In the following months, Evans was part of a revival for Zimbabwe's cricket fortunes, playing in their series win against Bangladesh and following series against India in August, and then in their away series against Australia in September. His One Day International debut came against Bangladesh on 7 August, then just two weeks later on 22 August, he took his maiden five-wicket haul with bowling figures of 5/54 against India. He also contributed with the bat as part of a 104-run partnership with Sikandar Raza during Zimbabwe's chase, with Zimbabwe falling just 13 runs short of an upset win. On 3 September, he hit the winning runs in their final match against Australia to give Zimbabwe their first ever ODI win in the country. Needing one run for the victory, Evans drove Australian bowler Mitchell Starc to the boundary, but because he had run a single before the ball reached the boundary, he was only awarded a single run by the scorers.

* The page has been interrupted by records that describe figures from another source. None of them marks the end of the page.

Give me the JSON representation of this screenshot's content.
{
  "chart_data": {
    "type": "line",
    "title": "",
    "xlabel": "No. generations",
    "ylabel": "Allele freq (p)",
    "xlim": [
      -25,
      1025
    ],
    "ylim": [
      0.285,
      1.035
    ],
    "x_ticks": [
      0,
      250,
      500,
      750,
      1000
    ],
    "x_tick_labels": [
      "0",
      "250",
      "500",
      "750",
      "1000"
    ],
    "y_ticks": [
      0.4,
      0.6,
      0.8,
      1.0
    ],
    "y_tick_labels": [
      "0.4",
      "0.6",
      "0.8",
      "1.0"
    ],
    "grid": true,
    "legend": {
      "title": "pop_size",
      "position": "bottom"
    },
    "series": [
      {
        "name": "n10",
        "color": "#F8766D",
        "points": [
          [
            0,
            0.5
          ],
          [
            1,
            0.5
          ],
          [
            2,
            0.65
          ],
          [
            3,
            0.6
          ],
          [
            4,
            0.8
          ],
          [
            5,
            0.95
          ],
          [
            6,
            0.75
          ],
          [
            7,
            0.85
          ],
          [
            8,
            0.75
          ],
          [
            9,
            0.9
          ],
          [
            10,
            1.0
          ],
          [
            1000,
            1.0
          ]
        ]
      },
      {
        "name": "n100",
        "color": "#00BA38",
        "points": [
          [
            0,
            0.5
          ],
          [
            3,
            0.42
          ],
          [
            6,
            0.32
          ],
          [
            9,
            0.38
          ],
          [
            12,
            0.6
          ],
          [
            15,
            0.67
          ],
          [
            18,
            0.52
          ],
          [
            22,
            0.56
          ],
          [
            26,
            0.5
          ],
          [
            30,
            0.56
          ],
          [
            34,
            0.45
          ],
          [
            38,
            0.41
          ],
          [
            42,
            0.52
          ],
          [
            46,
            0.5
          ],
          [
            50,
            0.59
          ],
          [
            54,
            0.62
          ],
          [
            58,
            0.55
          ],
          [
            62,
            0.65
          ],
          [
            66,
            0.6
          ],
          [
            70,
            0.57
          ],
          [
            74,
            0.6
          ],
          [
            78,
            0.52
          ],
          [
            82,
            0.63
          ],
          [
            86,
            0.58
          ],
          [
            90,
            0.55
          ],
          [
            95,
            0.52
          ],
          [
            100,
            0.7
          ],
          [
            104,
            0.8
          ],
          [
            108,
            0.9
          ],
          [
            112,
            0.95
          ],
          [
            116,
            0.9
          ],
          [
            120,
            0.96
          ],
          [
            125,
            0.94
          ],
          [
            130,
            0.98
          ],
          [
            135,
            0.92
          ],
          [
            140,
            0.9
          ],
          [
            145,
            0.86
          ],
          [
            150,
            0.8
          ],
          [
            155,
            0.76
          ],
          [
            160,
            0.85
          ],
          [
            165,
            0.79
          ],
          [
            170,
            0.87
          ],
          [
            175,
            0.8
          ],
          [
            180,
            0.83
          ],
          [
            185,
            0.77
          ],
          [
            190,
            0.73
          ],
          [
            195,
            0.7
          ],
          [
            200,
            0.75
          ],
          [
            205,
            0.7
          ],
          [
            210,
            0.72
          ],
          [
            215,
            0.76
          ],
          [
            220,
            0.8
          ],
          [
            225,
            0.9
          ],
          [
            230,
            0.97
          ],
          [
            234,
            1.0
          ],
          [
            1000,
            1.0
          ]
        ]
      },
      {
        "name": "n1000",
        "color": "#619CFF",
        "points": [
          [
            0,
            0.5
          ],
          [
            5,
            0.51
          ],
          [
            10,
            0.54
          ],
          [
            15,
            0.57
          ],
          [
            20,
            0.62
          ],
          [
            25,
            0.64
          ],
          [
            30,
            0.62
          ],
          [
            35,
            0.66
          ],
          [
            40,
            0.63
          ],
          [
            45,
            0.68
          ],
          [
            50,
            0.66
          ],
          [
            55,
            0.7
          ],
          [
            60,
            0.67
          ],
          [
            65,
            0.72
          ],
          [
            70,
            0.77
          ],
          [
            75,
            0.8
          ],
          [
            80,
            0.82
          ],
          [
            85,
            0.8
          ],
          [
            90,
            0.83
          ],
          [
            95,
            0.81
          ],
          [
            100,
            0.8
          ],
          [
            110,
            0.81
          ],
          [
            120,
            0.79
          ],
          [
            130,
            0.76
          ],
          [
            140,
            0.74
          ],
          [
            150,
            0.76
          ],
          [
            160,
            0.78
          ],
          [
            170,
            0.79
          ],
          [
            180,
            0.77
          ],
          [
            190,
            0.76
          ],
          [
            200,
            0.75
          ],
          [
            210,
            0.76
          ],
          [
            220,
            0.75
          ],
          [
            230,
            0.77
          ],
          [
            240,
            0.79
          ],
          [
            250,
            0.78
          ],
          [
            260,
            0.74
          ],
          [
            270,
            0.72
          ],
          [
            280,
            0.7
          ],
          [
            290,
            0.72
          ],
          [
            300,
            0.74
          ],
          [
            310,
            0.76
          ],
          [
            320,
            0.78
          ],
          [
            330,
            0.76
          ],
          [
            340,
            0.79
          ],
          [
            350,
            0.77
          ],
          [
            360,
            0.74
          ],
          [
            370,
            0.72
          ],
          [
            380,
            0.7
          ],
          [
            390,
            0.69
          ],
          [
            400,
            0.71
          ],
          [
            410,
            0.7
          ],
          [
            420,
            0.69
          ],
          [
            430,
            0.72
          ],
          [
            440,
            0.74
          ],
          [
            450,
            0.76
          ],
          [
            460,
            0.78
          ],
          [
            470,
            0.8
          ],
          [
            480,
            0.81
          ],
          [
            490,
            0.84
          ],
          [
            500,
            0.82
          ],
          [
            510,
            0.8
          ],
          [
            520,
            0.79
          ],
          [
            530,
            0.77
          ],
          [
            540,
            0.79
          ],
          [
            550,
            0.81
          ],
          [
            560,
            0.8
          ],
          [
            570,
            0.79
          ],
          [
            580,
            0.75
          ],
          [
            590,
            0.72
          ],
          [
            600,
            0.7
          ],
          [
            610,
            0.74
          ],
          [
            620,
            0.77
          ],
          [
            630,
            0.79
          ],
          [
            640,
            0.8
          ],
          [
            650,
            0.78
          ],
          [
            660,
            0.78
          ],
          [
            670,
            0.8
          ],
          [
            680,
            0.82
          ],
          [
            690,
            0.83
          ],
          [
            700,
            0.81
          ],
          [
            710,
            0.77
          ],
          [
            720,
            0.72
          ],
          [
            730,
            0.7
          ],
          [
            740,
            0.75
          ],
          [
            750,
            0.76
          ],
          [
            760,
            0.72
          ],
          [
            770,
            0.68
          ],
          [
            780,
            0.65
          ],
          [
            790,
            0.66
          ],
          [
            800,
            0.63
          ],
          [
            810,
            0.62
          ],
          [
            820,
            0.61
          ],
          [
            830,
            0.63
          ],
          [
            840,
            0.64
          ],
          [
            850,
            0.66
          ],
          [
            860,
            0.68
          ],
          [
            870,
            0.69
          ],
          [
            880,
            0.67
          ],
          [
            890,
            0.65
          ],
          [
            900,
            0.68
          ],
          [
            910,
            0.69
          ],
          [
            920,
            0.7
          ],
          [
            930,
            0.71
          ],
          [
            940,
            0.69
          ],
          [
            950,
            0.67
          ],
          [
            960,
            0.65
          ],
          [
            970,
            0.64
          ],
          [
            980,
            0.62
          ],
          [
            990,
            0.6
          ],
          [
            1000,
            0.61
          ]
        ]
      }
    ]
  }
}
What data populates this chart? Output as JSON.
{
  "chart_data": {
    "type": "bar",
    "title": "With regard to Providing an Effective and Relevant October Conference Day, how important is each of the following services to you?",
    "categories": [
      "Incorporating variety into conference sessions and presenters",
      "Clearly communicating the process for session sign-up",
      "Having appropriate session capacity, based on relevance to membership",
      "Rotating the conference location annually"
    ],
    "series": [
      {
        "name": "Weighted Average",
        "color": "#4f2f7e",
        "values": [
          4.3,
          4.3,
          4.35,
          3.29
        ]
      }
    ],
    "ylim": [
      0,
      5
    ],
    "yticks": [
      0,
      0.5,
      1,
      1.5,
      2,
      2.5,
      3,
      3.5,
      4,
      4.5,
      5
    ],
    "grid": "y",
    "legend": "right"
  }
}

In October 2022, Evans was part of Zimbabwe's squad for the 2022 Men's T20 World Cup in Australia, where he played an important role in Zimbabwe's dramatic upset win over Pakistan. Evans bowled the final over of the match with Pakistan needing 10 runs to win. He restricted the Pakistan batters to 8 runs and took a wicket to give Zimbabwe the win by a single run.

On 4 February 2023, Evans made his Test debut against the West Indies. Later that year he suffered from a leg injury which ruled him out of the African qualifiers for the 2024 Men's T20 World Cup, where Zimbabwe failed to qualify for the World Cup. He returned to Zimbabwe's Test team for his second Test match against Afghanistan in October 2025, and took a five-wicket haul in Zimbabwe's win. His bowling figures of 5/22 broke Zimbabwe's team record for the least runs conceded in a five-wicket haul. In November 2025 he was part of Zimbabwe's largest-ever Twenty20 win against Sri Lanka, taking bowling figures of 3/9 in the 67-run victory.

During the 2nd ODI against Bangladesh, Evans hit his maiden ODI and international half century, smashing 58 runs off 38 balls.